Uncertain Future of the Historic Ford Highland Park Plant

Iconic FORD letters between the smokestacks of the Ford Highland Park Plant photo courtesy Walter P. Reuther Library Wayne State University

Iconic FORD letters between the smokestacks of the Ford Highland Park Plant photo courtesy Walter P. Reuther Library Wayne State University

If you drive to 15000 Woodward Avenue in Highland Park, Michigan, you might notice a boarded up four-story building with a green historical marker in front of it. The building was once the headquarters for Ford Motor Company’s Highland Park Plant. The Highland Park Plant helped make Detroit the automotive capital of the world. Now, the future of the Ford Highland Park Plant building is uncertain.

In recent years, what was left of the Ford Highland Park Plant has been used for storage by Ford Motor Company and Dearborn’s Greenfield Village. The non-profit Woodward Avenue Action Association (WA3) purchased buildings at the plant in 2013 in order to preserve the historic site. WA3 planned to transform the abandoned plant into what it described as an “Automobile Heritage Welcome Center,” with attractions such as a theater, test track, and the Motorsports Hall of Fame of America. WA3 also planned to have the Ford Highland Park Plant recognized as a “world heritage destination,” a distinction it would share with landmarks like the Great Barrier Reef and the Statue of Liberty. The renovations were projected to be completed by 2018. Attempts to renovate the buildings were abandoned, and in 2019, the WA3 put the Ford Highland Park Plant buildings that it owned up for sale. According to DBusiness Magazine, the buildings are being sold by Plante Moran REIA. No list price has been posted.
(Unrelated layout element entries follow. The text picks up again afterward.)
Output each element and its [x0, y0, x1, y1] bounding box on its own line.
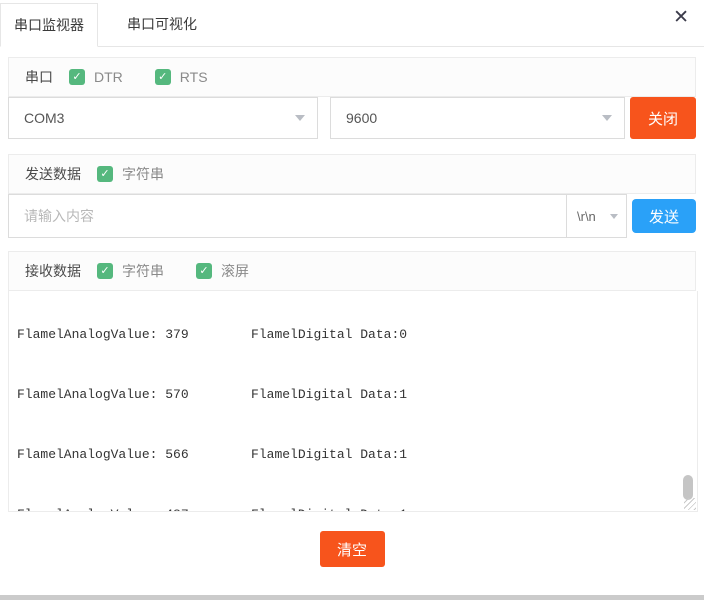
- tab-bar: 串口监视器 串口可视化 ✕: [0, 0, 704, 47]
- tab-serial-visualization-label: 串口可视化: [127, 14, 197, 34]
- serial-panel-header: 串口 ✓ DTR ✓ RTS: [8, 57, 696, 97]
- send-string-label: 字符串: [122, 164, 164, 184]
- clear-button-row: 清空: [0, 531, 704, 567]
- dtr-checkbox-group: ✓ DTR: [69, 69, 123, 85]
- autoscroll-checkbox-group: ✓ 滚屏: [196, 261, 249, 281]
- receive-log: FlamelAnalogValue: 379 FlamelDigital Dat…: [9, 291, 697, 512]
- rts-label: RTS: [180, 69, 208, 85]
- tab-serial-monitor-label: 串口监视器: [14, 15, 84, 35]
- receive-panel-header: 接收数据 ✓ 字符串 ✓ 滚屏: [8, 251, 696, 291]
- autoscroll-label: 滚屏: [221, 261, 249, 281]
- rts-checkbox-group: ✓ RTS: [155, 69, 208, 85]
- dtr-label: DTR: [94, 69, 123, 85]
- send-string-checkbox[interactable]: ✓: [97, 166, 113, 182]
- rts-checkbox[interactable]: ✓: [155, 69, 171, 85]
- chevron-down-icon: [295, 115, 305, 121]
- line-ending-select[interactable]: \r\n: [566, 194, 627, 238]
- receive-panel-title: 接收数据: [25, 261, 81, 281]
- serial-data-line: FlamelAnalogValue: 566 FlamelDigital Dat…: [17, 445, 697, 465]
- baud-select[interactable]: 9600: [330, 97, 625, 139]
- line-ending-value: \r\n: [577, 209, 605, 224]
- tab-serial-visualization[interactable]: 串口可视化: [114, 2, 210, 46]
- send-string-checkbox-group: ✓ 字符串: [97, 164, 164, 184]
- serial-data-line: FlamelAnalogValue: 379 FlamelDigital Dat…: [17, 325, 697, 345]
- send-button[interactable]: 发送: [632, 199, 696, 233]
- send-row: \r\n 发送: [8, 194, 696, 238]
- chevron-down-icon: [610, 214, 618, 219]
- checkmark-icon: ✓: [100, 265, 109, 277]
- serial-data-line: FlamelAnalogValue: 487 FlamelDigital Dat…: [17, 505, 697, 512]
- receive-string-checkbox-group: ✓ 字符串: [97, 261, 164, 281]
- checkmark-icon: ✓: [199, 265, 208, 277]
- port-select-value: COM3: [24, 110, 287, 126]
- send-panel-title: 发送数据: [25, 164, 81, 184]
- receive-string-label: 字符串: [122, 261, 164, 281]
- checkmark-icon: ✓: [72, 71, 81, 83]
- serial-config-row: COM3 9600 关闭: [8, 97, 696, 139]
- clear-button[interactable]: 清空: [320, 531, 385, 567]
- receive-string-checkbox[interactable]: ✓: [97, 263, 113, 279]
- scrollbar-thumb[interactable]: [683, 475, 693, 500]
- close-port-button[interactable]: 关闭: [630, 97, 696, 139]
- baud-select-value: 9600: [346, 110, 594, 126]
- checkmark-icon: ✓: [100, 168, 109, 180]
- window-bottom-edge: [0, 595, 704, 600]
- chevron-down-icon: [602, 115, 612, 121]
- resize-grip-icon[interactable]: [684, 498, 696, 510]
- serial-panel-title: 串口: [25, 67, 53, 87]
- receive-textarea[interactable]: FlamelAnalogValue: 379 FlamelDigital Dat…: [8, 291, 698, 512]
- close-icon[interactable]: ✕: [673, 8, 689, 27]
- port-select[interactable]: COM3: [8, 97, 318, 139]
- dtr-checkbox[interactable]: ✓: [69, 69, 85, 85]
- serial-data-line: FlamelAnalogValue: 570 FlamelDigital Dat…: [17, 385, 697, 405]
- checkmark-icon: ✓: [158, 71, 167, 83]
- autoscroll-checkbox[interactable]: ✓: [196, 263, 212, 279]
- send-input[interactable]: [8, 194, 566, 238]
- tab-serial-monitor[interactable]: 串口监视器: [0, 3, 98, 47]
- send-panel-header: 发送数据 ✓ 字符串: [8, 154, 696, 194]
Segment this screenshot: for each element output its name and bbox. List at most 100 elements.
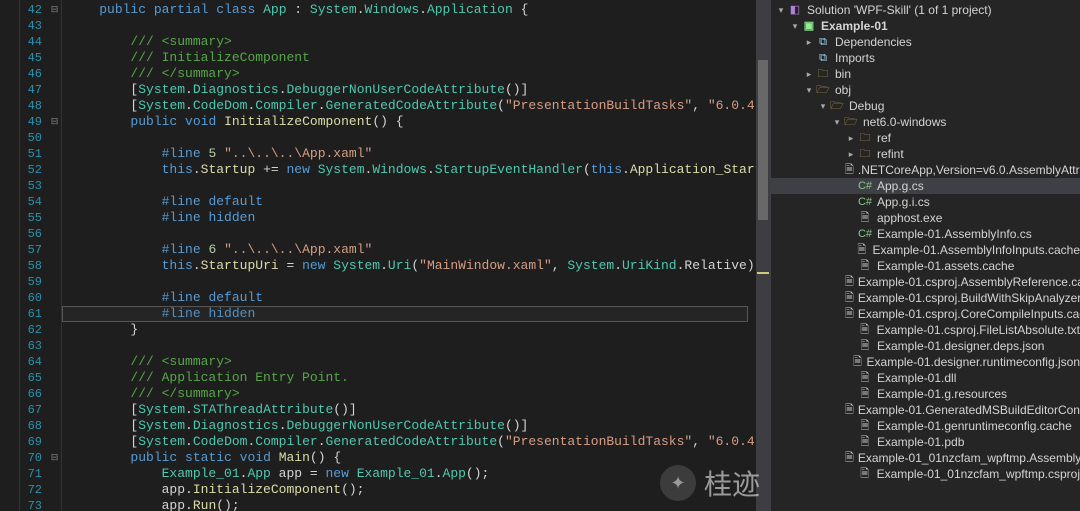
expander-icon[interactable] [775,2,787,18]
tree-item[interactable]: ◧Solution 'WPF-Skill' (1 of 1 project) [771,2,1080,18]
tree-item-label: Example-01_01nzcfam_wpftmp.csproj [877,466,1080,482]
tree-item[interactable]: 🗁net6.0-windows [771,114,1080,130]
code-line[interactable]: #line hidden [68,210,756,226]
line-number: 43 [20,18,42,34]
code-line[interactable]: #line 5 "..\..\..\App.xaml" [68,146,756,162]
expander-icon[interactable] [803,66,815,82]
line-number: 56 [20,226,42,242]
code-line[interactable] [68,274,756,290]
tree-item-label: Example-01.csproj.FileListAbsolute.txt [877,322,1080,338]
code-editor[interactable]: 4243444546474849505152535455565758596061… [0,0,770,511]
tree-item[interactable]: ⧉Dependencies [771,34,1080,50]
code-line[interactable]: [System.Diagnostics.DebuggerNonUserCodeA… [68,418,756,434]
code-line[interactable]: #line default [68,290,756,306]
tree-item[interactable]: ⧉Imports [771,50,1080,66]
code-line[interactable] [68,130,756,146]
tree-item[interactable]: 🗎Example-01.designer.runtimeconfig.json [771,354,1080,370]
line-number: 60 [20,290,42,306]
tree-item[interactable]: 🗎Example-01.csproj.AssemblyReference.cac… [771,274,1080,290]
tree-item[interactable]: 🗎Example-01.dll [771,370,1080,386]
code-line[interactable]: #line default [68,194,756,210]
code-line[interactable]: #line hidden [68,306,756,322]
code-line[interactable]: /// </summary> [68,66,756,82]
tree-item[interactable]: 🗎.NETCoreApp,Version=v6.0.AssemblyAttrib… [771,162,1080,178]
code-line[interactable]: /// <summary> [68,34,756,50]
code-line[interactable]: this.StartupUri = new System.Uri("MainWi… [68,258,756,274]
code-line[interactable]: /// Application Entry Point. [68,370,756,386]
tree-item[interactable]: 🗎apphost.exe [771,210,1080,226]
vertical-scrollbar[interactable] [756,0,770,511]
tree-item[interactable]: 🗀bin [771,66,1080,82]
line-number: 68 [20,418,42,434]
fold-toggle [48,226,61,242]
scrollbar-thumb[interactable] [758,60,768,220]
tree-item-label: Example-01_01nzcfam_wpftmp.AssemblyInfo [858,450,1080,466]
expander-icon[interactable] [845,146,857,162]
tree-item[interactable]: 🗎Example-01.AssemblyInfoInputs.cache [771,242,1080,258]
tree-item[interactable]: 🗎Example-01.genruntimeconfig.cache [771,418,1080,434]
tree-item[interactable]: 🗎Example-01.csproj.CoreCompileInputs.cac… [771,306,1080,322]
code-line[interactable]: [System.CodeDom.Compiler.GeneratedCodeAt… [68,434,756,450]
tree-item[interactable]: 🗁Debug [771,98,1080,114]
tree-item[interactable]: 🗀refint [771,146,1080,162]
tree-item[interactable]: 🗎Example-01.designer.deps.json [771,338,1080,354]
code-line[interactable]: public partial class App : System.Window… [68,2,756,18]
tree-item-label: Example-01.designer.deps.json [877,338,1044,354]
fold-toggle [48,354,61,370]
tree-item[interactable]: C#App.g.cs [771,178,1080,194]
code-line[interactable]: } [68,322,756,338]
code-line[interactable]: public void InitializeComponent() { [68,114,756,130]
code-line[interactable] [68,226,756,242]
tree-item[interactable]: 🗎Example-01_01nzcfam_wpftmp.AssemblyInfo [771,450,1080,466]
tree-item-label: App.g.cs [877,178,924,194]
tree-item[interactable]: 🗎Example-01.g.resources [771,386,1080,402]
tree-item[interactable]: 🗎Example-01.csproj.FileListAbsolute.txt [771,322,1080,338]
line-number: 45 [20,50,42,66]
tree-item-label: Imports [835,50,875,66]
fold-toggle [48,370,61,386]
code-area[interactable]: public partial class App : System.Window… [62,0,756,511]
tree-item[interactable]: C#Example-01.AssemblyInfo.cs [771,226,1080,242]
expander-icon[interactable] [789,18,801,34]
code-line[interactable]: Example_01.App app = new Example_01.App(… [68,466,756,482]
fold-toggle [48,34,61,50]
code-line[interactable]: app.InitializeComponent(); [68,482,756,498]
tree-item[interactable]: 🗎Example-01.GeneratedMSBuildEditorConfig [771,402,1080,418]
code-line[interactable]: #line 6 "..\..\..\App.xaml" [68,242,756,258]
code-line[interactable]: /// <summary> [68,354,756,370]
tree-item[interactable]: 🗎Example-01.csproj.BuildWithSkipAnalyzer… [771,290,1080,306]
code-line[interactable]: /// </summary> [68,386,756,402]
solution-tree[interactable]: ◧Solution 'WPF-Skill' (1 of 1 project)▣E… [771,0,1080,511]
fold-toggle[interactable]: ⊟ [48,450,61,466]
expander-icon[interactable] [803,34,815,50]
code-line[interactable] [68,18,756,34]
folder-open-icon: 🗁 [829,98,845,114]
line-number: 63 [20,338,42,354]
fold-toggle[interactable]: ⊟ [48,2,61,18]
tree-item[interactable]: 🗁obj [771,82,1080,98]
tree-item[interactable]: 🗎Example-01_01nzcfam_wpftmp.csproj [771,466,1080,482]
code-line[interactable] [68,338,756,354]
tree-item[interactable]: ▣Example-01 [771,18,1080,34]
code-line[interactable]: app.Run(); [68,498,756,511]
tree-item[interactable]: 🗎Example-01.assets.cache [771,258,1080,274]
fold-toggle[interactable]: ⊟ [48,114,61,130]
code-line[interactable]: [System.Diagnostics.DebuggerNonUserCodeA… [68,82,756,98]
solution-explorer[interactable]: ◧Solution 'WPF-Skill' (1 of 1 project)▣E… [770,0,1080,511]
code-line[interactable] [68,178,756,194]
code-line[interactable]: [System.STAThreadAttribute()] [68,402,756,418]
expander-icon[interactable] [845,130,857,146]
fold-gutter[interactable]: ⊟ ⊟ ⊟ [48,0,62,511]
tree-item[interactable]: 🗀ref [771,130,1080,146]
code-line[interactable]: this.Startup += new System.Windows.Start… [68,162,756,178]
code-line[interactable]: /// InitializeComponent [68,50,756,66]
tree-item-label: Example-01.GeneratedMSBuildEditorConfig [858,402,1080,418]
code-line[interactable]: public static void Main() { [68,450,756,466]
expander-icon[interactable] [817,98,829,114]
code-line[interactable]: [System.CodeDom.Compiler.GeneratedCodeAt… [68,98,756,114]
expander-icon[interactable] [803,82,815,98]
tree-item[interactable]: C#App.g.i.cs [771,194,1080,210]
file-icon: 🗎 [857,370,873,386]
tree-item[interactable]: 🗎Example-01.pdb [771,434,1080,450]
expander-icon[interactable] [831,114,843,130]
On New Year’s Day 1910, Ford’s Highland Park Plant opened its doors at the corner of Woodward and Manchester in Highland Park, Michigan. The plant was designed by architect Albert Kahn, who the Detroit Historical Society refers to as “Detroit’s best-known architect.” Kahn is the architect behind several other Detroit landmarks like the Packard Plant, the Ford River Rouge Plant, the Fisher Building, and Belle Isle’s Anna Scripps Whitcomb Conservatory.

Locals knew the Ford Highland Park Plant as the “Crystal Palace,” described as a building with a “glass roof and walls of windows” by the Detroit Historical Society. The plant was also known for its eye-catching set of smokestacks with the word “Ford” spelled between them. At the time of its opening, the automobile plant was the largest in the world.
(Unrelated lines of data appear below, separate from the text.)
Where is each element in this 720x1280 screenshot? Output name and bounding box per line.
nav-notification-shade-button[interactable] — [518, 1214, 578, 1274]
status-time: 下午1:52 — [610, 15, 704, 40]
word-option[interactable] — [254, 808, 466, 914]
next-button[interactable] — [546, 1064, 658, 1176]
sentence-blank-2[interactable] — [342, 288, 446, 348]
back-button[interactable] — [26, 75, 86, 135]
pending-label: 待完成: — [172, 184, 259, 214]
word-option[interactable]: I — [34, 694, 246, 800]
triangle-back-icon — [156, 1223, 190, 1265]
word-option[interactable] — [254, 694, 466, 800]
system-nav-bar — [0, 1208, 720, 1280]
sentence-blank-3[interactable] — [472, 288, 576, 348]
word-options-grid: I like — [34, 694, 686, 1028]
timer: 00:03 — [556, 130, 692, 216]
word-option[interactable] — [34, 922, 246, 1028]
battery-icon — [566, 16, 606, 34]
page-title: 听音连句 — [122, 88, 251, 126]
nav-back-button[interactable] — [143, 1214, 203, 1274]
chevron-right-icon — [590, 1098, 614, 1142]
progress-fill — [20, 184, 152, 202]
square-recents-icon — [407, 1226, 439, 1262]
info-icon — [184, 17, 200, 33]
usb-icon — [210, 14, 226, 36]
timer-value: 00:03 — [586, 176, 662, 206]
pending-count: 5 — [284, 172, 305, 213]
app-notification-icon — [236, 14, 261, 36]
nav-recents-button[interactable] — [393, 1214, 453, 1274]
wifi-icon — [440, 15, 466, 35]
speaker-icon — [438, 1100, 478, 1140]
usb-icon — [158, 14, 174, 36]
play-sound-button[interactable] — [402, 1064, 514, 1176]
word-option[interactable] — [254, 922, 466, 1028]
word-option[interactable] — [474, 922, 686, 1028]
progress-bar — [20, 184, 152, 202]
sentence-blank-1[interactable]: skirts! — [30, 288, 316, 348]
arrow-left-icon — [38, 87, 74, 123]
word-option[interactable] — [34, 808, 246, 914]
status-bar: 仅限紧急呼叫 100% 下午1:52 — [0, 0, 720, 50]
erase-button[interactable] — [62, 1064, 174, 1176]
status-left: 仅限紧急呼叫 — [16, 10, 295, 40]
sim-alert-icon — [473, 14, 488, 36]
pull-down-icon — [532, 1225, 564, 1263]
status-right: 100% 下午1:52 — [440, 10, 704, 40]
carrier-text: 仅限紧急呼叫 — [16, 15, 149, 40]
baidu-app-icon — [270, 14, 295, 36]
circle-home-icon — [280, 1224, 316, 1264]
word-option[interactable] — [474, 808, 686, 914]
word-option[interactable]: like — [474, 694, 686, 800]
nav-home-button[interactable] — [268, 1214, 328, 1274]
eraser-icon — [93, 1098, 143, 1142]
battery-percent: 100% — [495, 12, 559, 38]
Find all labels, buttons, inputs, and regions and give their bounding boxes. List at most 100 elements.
The plant would come to be known as the birthplace of the moving assembly line when the concept was introduced at the plant in 1913. The revolutionary Model T car was produced at the Highland Park Plant until 1927 when production shifted to manufacturing automotive trim, trucks, and tractors. The plant was also utilized to manufacture tanks and aircraft engine parts during the Second World War. Throughout the following decades, buildings at the plant were leased out and iconic structures such as the smokestacks and the Crystal Palace were demolished. By 1974, all production had ceased at the plant. The location was deemed a National Historic Landmark in 1978.